5 Limitations and Conclusion
We believe SNUG makes an important step towards efficient learning-based models for 3D garments. To improve the state-of-the-art, instead of following the standard route of training with more data, adding more explicit supervision, or designing more complex architectures, we show that self-supervision based on physical properties of deformable solids leads to simpler and smaller yet highly-realistic models.
While our physics-based loss terms are the fundamental key to self-supervision, we also want to point out that our strategy of exploiting optimization-based schemes (originally derived for simulation problems) to train a neural network carries a few weaknesses and important considerations to take into account.
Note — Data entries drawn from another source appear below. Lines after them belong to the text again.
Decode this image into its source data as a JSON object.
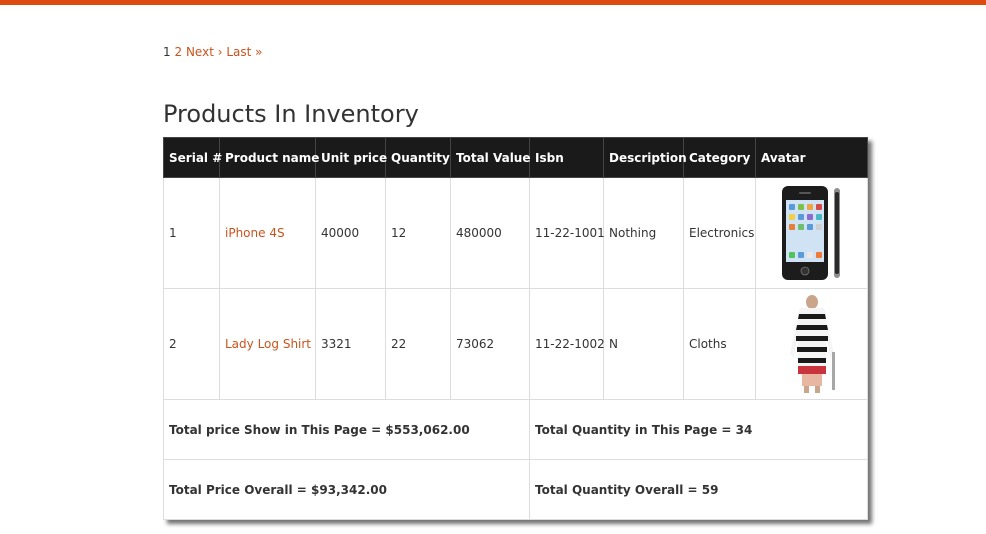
{
  "pager": {
    "current": "1",
    "page2": "2",
    "next": "Next ›",
    "last": "Last »"
  },
  "page_title": "Products In Inventory",
  "table": {
    "headers": [
      "Serial #",
      "Product name",
      "Unit price",
      "Quantity",
      "Total Value",
      "Isbn",
      "Description",
      "Category",
      "Avatar"
    ],
    "rows": [
      {
        "serial": "1",
        "name": "iPhone 4S",
        "unit_price": "40000",
        "quantity": "12",
        "total_value": "480000",
        "isbn": "11-22-1001",
        "description": "Nothing",
        "category": "Electronics",
        "avatar_icon": "phone-image"
      },
      {
        "serial": "2",
        "name": "Lady Log Shirt",
        "unit_price": "3321",
        "quantity": "22",
        "total_value": "73062",
        "isbn": "11-22-1002",
        "description": "N",
        "category": "Cloths",
        "avatar_icon": "shirt-image"
      }
    ],
    "totals": {
      "page_price": "Total price Show in This Page = $553,062.00",
      "page_quantity": "Total Quantity in This Page = 34",
      "overall_price": "Total Price Overall = $93,342.00",
      "overall_quantity": "Total Quantity Overall = 59"
    }
  },
  "colors": {
    "accent": "#dd4b0e",
    "link": "#c9541d",
    "header_bg": "#1a1a1a"
  }
}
Specifically, we notice that the self-supervised network tends to converge to simpler solutions than a traditional simulator. For example, although our approach is capable of learning pose- and shape-dependent wrinkles and overall dynamics, we struggle to predict fine-level dynamics. We hypothesize that this limitation arises from a fundamental difference in how our method works: while standard simulators solve physics for one frame at a time, our model optimizes thousands of frames simultaneously during training. This makes our approach more prone to converge to simpler local minima. Nevertheless, we want to highlight that, despite this limitation, the cloth dynamics learned by our method are on par with other data-driven approaches.
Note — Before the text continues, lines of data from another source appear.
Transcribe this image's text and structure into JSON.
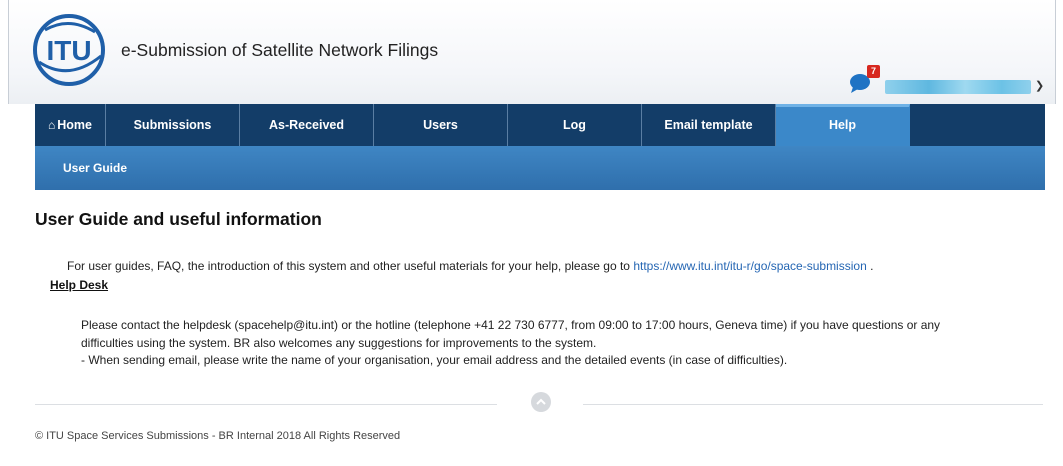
{
  "header": {
    "app_title": "e-Submission of Satellite Network Filings",
    "logo_text": "ITU",
    "notification_count": "7"
  },
  "nav": {
    "items": [
      {
        "label": "Home",
        "icon": "home-icon"
      },
      {
        "label": "Submissions"
      },
      {
        "label": "As-Received"
      },
      {
        "label": "Users"
      },
      {
        "label": "Log"
      },
      {
        "label": "Email template"
      },
      {
        "label": "Help",
        "active": true
      }
    ]
  },
  "subnav": {
    "items": [
      {
        "label": "User Guide"
      }
    ]
  },
  "content": {
    "title": "User Guide and useful information",
    "intro_prefix": "For user guides, FAQ, the introduction of this system and other useful materials for your help, please go to",
    "intro_link": "https://www.itu.int/itu-r/go/space-submission",
    "intro_suffix": ".",
    "helpdesk_heading": "Help Desk",
    "helpdesk_line1": "Please contact the helpdesk (spacehelp@itu.int) or the hotline (telephone +41 22 730 6777, from 09:00 to 17:00 hours, Geneva time) if you have questions or any",
    "helpdesk_line2": "difficulties using the system. BR also welcomes any suggestions for improvements to the system.",
    "helpdesk_line3": "- When sending email, please write the name of your organisation, your email address and the detailed events (in case of difficulties)."
  },
  "footer": {
    "text": "© ITU Space Services Submissions - BR Internal 2018 All Rights Reserved"
  },
  "colors": {
    "nav_bg": "#133d68",
    "nav_active": "#3b88c9",
    "subnav_bg": "#2f6fac",
    "link": "#2566b3",
    "badge": "#d7281f"
  }
}
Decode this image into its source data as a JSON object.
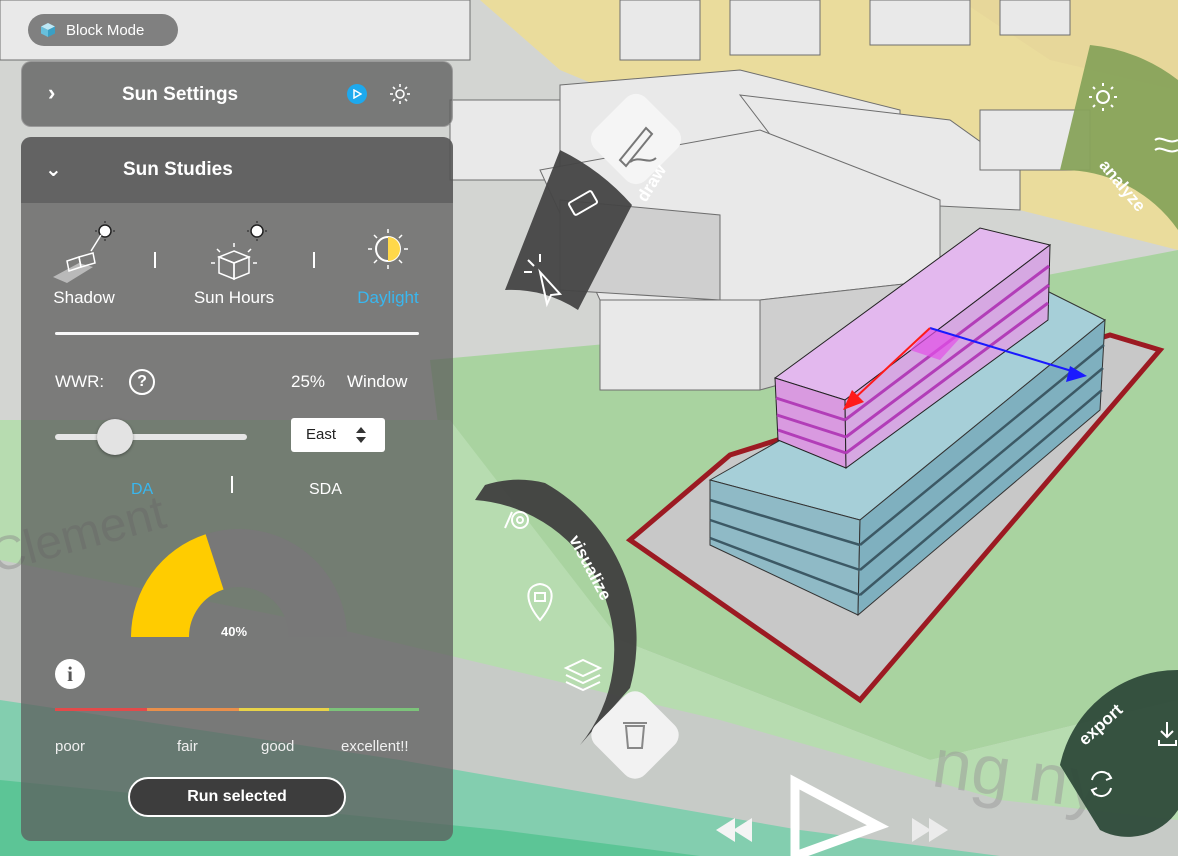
{
  "mode_badge": {
    "label": "Block Mode"
  },
  "sun_settings": {
    "title": "Sun Settings"
  },
  "sun_studies": {
    "title": "Sun Studies",
    "modes": [
      {
        "label": "Shadow",
        "active": false
      },
      {
        "label": "Sun Hours",
        "active": false
      },
      {
        "label": "Daylight",
        "active": true
      }
    ],
    "wwr": {
      "label": "WWR:",
      "help": "?",
      "value_text": "25%",
      "value": 0.25,
      "unit_label": "Window"
    },
    "orientation": {
      "selected": "East"
    },
    "metric_tabs": [
      {
        "label": "DA",
        "active": true
      },
      {
        "label": "SDA",
        "active": false
      }
    ],
    "gauge": {
      "value_text": "40%",
      "value": 0.4
    },
    "info": "i",
    "rating_scale": [
      "poor",
      "fair",
      "good",
      "excellent!!"
    ],
    "run_button": "Run selected"
  },
  "radial_menus": {
    "draw": "draw",
    "visualize": "visualize",
    "analyze": "analyze",
    "export": "export"
  },
  "colors": {
    "accent_blue": "#39b7ef",
    "gauge_fill": "#ffcc00",
    "gauge_track": "#787878",
    "scale": [
      "#e34a4a",
      "#e98f4b",
      "#e8d348",
      "#7cc37a"
    ],
    "analyze_bg": "#8aa55c",
    "radial_dark": "#444444"
  }
}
Another aspect open to future research is the collision handling. Although our loss penalizes collisions between the garment and the body in train samples, we found noticeable collisions in test motions. Although these collisions can be efficiently solved with a postprocessing step, we believe it would be valuable to explore ways to enforce this constraint on the network. Addressing self-collisions of the garment is another aspect that would be worth taking into consideration.
To foster future research on the field, our trained models and the code to run them are available on http://mslab.es/projects/SNUG.
The work was funded in part by the European Research Council (ERC Consolidator Grant no. 772738 TouchDesign) and Spanish Ministry of Science (RTI2018-098694-B-I00 VizLearning).